La clé la plus utile est sans nul doute ce pre­mier poème inti­t­ulé très juste­ment « Pré­face », dans lequel nous trou­vons en éclats, telles les pièces d’un puz­zle, ce qui sera longue­ment recon­sti­tué par la suite : enfance, héritage famil­ial, appren­tis­sages, écri­t­ure, couleurs du jour, paysages fam­i­liers, spir­i­tu­al­ité, voix de la Sagesse, mis­sion du poète… Je me lim­it­erai à une approche sen­si­ble, un peu lacu­naire compte tenu du grand nom­bre de poèmes de ce recueil, un peu désor­don­née car lorsque je me plonge dans un aus­si dense et beau bou­quet de poèmes, la tête me tourne un peu…

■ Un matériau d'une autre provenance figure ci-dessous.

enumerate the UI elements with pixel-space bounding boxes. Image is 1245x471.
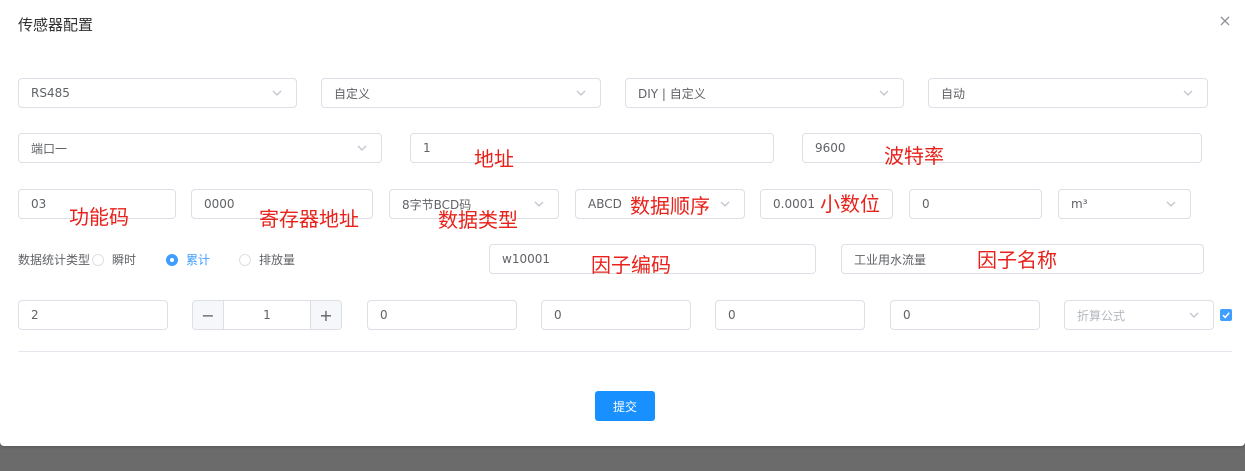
stepper-value[interactable]: 1: [224, 301, 310, 329]
stat-type-label: 数据统计类型: [18, 253, 91, 267]
port-select[interactable]: 端口一: [18, 133, 382, 163]
param-input-1[interactable]: 0: [367, 300, 517, 330]
formula-placeholder: 折算公式: [1077, 308, 1126, 323]
offset-value: 0: [922, 197, 930, 211]
chevron-down-icon: [877, 86, 891, 100]
protocol-value: RS485: [31, 86, 70, 100]
param-input-2-value: 0: [554, 308, 562, 322]
annotation-function-code: 功能码: [69, 205, 129, 229]
address-input[interactable]: 1: [410, 133, 774, 163]
device-value: DIY | 自定义: [638, 86, 706, 101]
value-input-value: 2: [31, 308, 39, 322]
param-input-2[interactable]: 0: [541, 300, 691, 330]
mode-value: 自定义: [334, 86, 371, 101]
radio-instant-label: 瞬时: [112, 253, 137, 267]
param-input-4-value: 0: [903, 308, 911, 322]
param-input-3[interactable]: 0: [715, 300, 865, 330]
close-icon[interactable]: ×: [1216, 12, 1234, 30]
stepper-plus-button[interactable]: +: [310, 301, 341, 329]
radio-emission[interactable]: 排放量: [239, 251, 295, 268]
chevron-down-icon: [270, 86, 284, 100]
baudrate-value: 9600: [815, 141, 846, 155]
chevron-down-icon: [1164, 197, 1178, 211]
chevron-down-icon: [355, 141, 369, 155]
unit-select[interactable]: m³: [1058, 189, 1191, 219]
radio-cumulative[interactable]: 累计: [166, 251, 210, 268]
stepper-minus-button[interactable]: −: [193, 301, 224, 329]
mode-select[interactable]: 自定义: [321, 78, 601, 108]
annotation-register-address: 寄存器地址: [259, 207, 359, 231]
offset-input[interactable]: 0: [909, 189, 1042, 219]
chevron-down-icon: [574, 86, 588, 100]
quantity-stepper[interactable]: − 1 +: [192, 300, 342, 330]
annotation-factor-name: 因子名称: [977, 248, 1057, 272]
acquire-value: 自动: [941, 86, 966, 101]
radio-circle: [239, 253, 251, 266]
param-input-1-value: 0: [380, 308, 388, 322]
annotation-decimal: 小数位: [820, 192, 880, 216]
annotation-baudrate: 波特率: [884, 144, 944, 168]
radio-emission-label: 排放量: [259, 253, 296, 267]
annotation-byte-order: 数据顺序: [630, 194, 710, 218]
chevron-down-icon: [1187, 308, 1201, 322]
radio-instant[interactable]: 瞬时: [92, 251, 136, 268]
param-input-3-value: 0: [728, 308, 736, 322]
acquire-select[interactable]: 自动: [928, 78, 1208, 108]
param-input-4[interactable]: 0: [890, 300, 1040, 330]
radio-circle: [166, 253, 178, 266]
submit-button[interactable]: 提交: [595, 391, 655, 421]
port-value: 端口一: [31, 141, 68, 156]
check-icon: [1222, 312, 1230, 319]
divider: [18, 351, 1232, 352]
chevron-down-icon: [718, 197, 732, 211]
unit-value: m³: [1071, 197, 1088, 211]
baudrate-input[interactable]: 9600: [802, 133, 1202, 163]
enable-checkbox[interactable]: [1220, 309, 1232, 321]
dialog-title: 传感器配置: [18, 16, 94, 34]
radio-circle: [92, 253, 104, 266]
annotation-factor-code: 因子编码: [591, 253, 671, 277]
chevron-down-icon: [532, 197, 546, 211]
chevron-down-icon: [1181, 86, 1195, 100]
formula-select[interactable]: 折算公式: [1064, 300, 1214, 330]
sensor-config-dialog: 传感器配置 × RS485 自定义 DIY | 自定义 自动 端口一 1 960…: [0, 0, 1245, 446]
annotation-data-type: 数据类型: [438, 208, 518, 232]
value-input[interactable]: 2: [18, 300, 168, 330]
radio-cumulative-label: 累计: [186, 253, 211, 267]
protocol-select[interactable]: RS485: [18, 78, 297, 108]
device-select[interactable]: DIY | 自定义: [625, 78, 904, 108]
annotation-address: 地址: [474, 147, 514, 171]
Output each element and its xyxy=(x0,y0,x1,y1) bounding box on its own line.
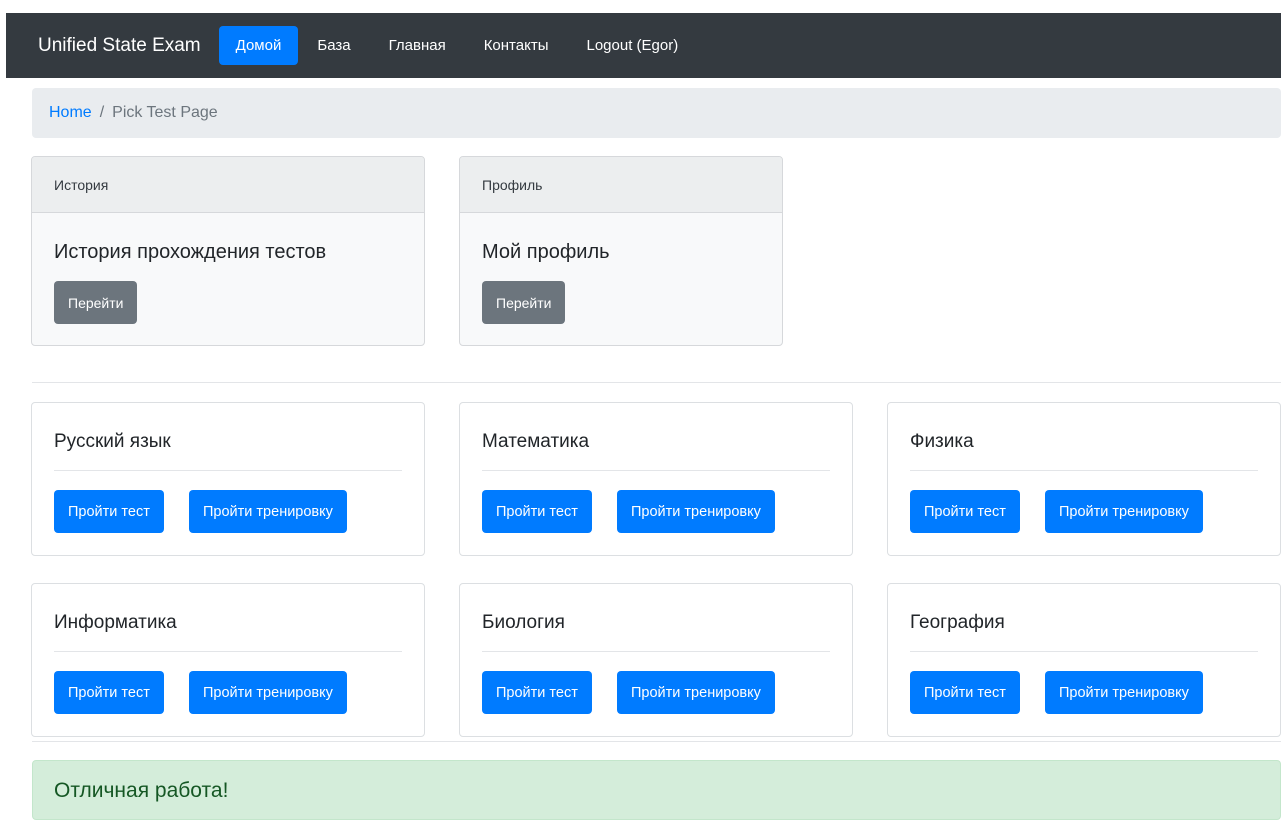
top-strip xyxy=(0,0,1283,13)
take-training-button[interactable]: Пройти тренировку xyxy=(1045,671,1203,714)
profile-card-title: Мой профиль xyxy=(482,241,610,263)
nav-link-main[interactable]: Главная xyxy=(371,26,464,65)
subject-title: Физика xyxy=(910,431,974,452)
subject-title: Информатика xyxy=(54,612,177,633)
take-training-button[interactable]: Пройти тренировку xyxy=(189,490,347,533)
profile-card: Профиль Мой профиль Перейти xyxy=(459,156,783,346)
take-training-button[interactable]: Пройти тренировку xyxy=(617,490,775,533)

Un gen­til désor­dre aus­si dans ce recueil au sein d’une struc­ture des plus ordon­née puisque les poèmes nous rap­pelle Jean-Marc Sour­dil­lon, s’y présen­tent dans l’ordre dans lequel ils ont été écrits, que la voix n’a pas changé au fil des ans.

Désor­dre car si nous croyons faire d’emblée la con­nais­sance de celui avec lequel Jean-Pierre Lemaire dia­loguera nous com­prenons très vite qu’il ne s’agit pas d’un dia­logue, mais d’une poly­phonie. Après les courts réc­its d’enfance, un tutoiement appa­raît, vite brouil­lé. Va-et-vient d’une parole aimante qui a besoin de sor­tir du sin­guli­er et d’englober le plus grand nom­bre car le poème nous ques­tionne directe­ment et attend une réponse :

 

Quand on longe les murs
on trou­ve un jour des hommes-portes

des hommes-fenêtres
par qui l’on voit le monde
le paysage et les autres hommes
ain­si par­fois à l’infini
En pas­sant der­rière eux
on finit par suivre
sans savoir un chemin
au bout duquel peut-être
tu t’ouvriras aussi

 

Désor­dre ou mieux, per­pétuel ajuste­ment : Pour sor­tir de l’ombre du mur/il avait fal­lu se hiss­er tout en haut et pour­tant… Nous voici douce­ment déposés/par le jusant du jour/un peu plus bas/au niveau muet des meubles/… Serait-ce que d’habitude/nous mar­chions légère­ment plus haut/et que c’était cela/justement/être vivants ? Va-et-vient, mou­ve­ments, avancées dans les poèmes de Jean-Pierre Lemaire : Les uns voient des portes et restent sous le ciel/ entre mer et montagne/D’autres les ouvrent…, fenêtres aus­si, murs d’air, fron­tières franchies. Il y a des trous que l’on s’efforce de combler mais qui pour­raient tout aus­si bien être élar­gis. Ne fait-il pas dire à la Sagesse : Ne comble pas l’excavation de ton cœur où les cycla­mens brû­lent à feu couvert/Garde l’entaille vive en ta mémoire/si tu veux don­ner une chance à mes paroles. Rien n’est figé, tout est en per­pétuel devenir et il y a tou­jours dans les poèmes de Jean-Pierre Lemaire un geste qui ouvre et un qui referme, une douleur qui a besoin de s’affirmer avec force avant de s’apaiser.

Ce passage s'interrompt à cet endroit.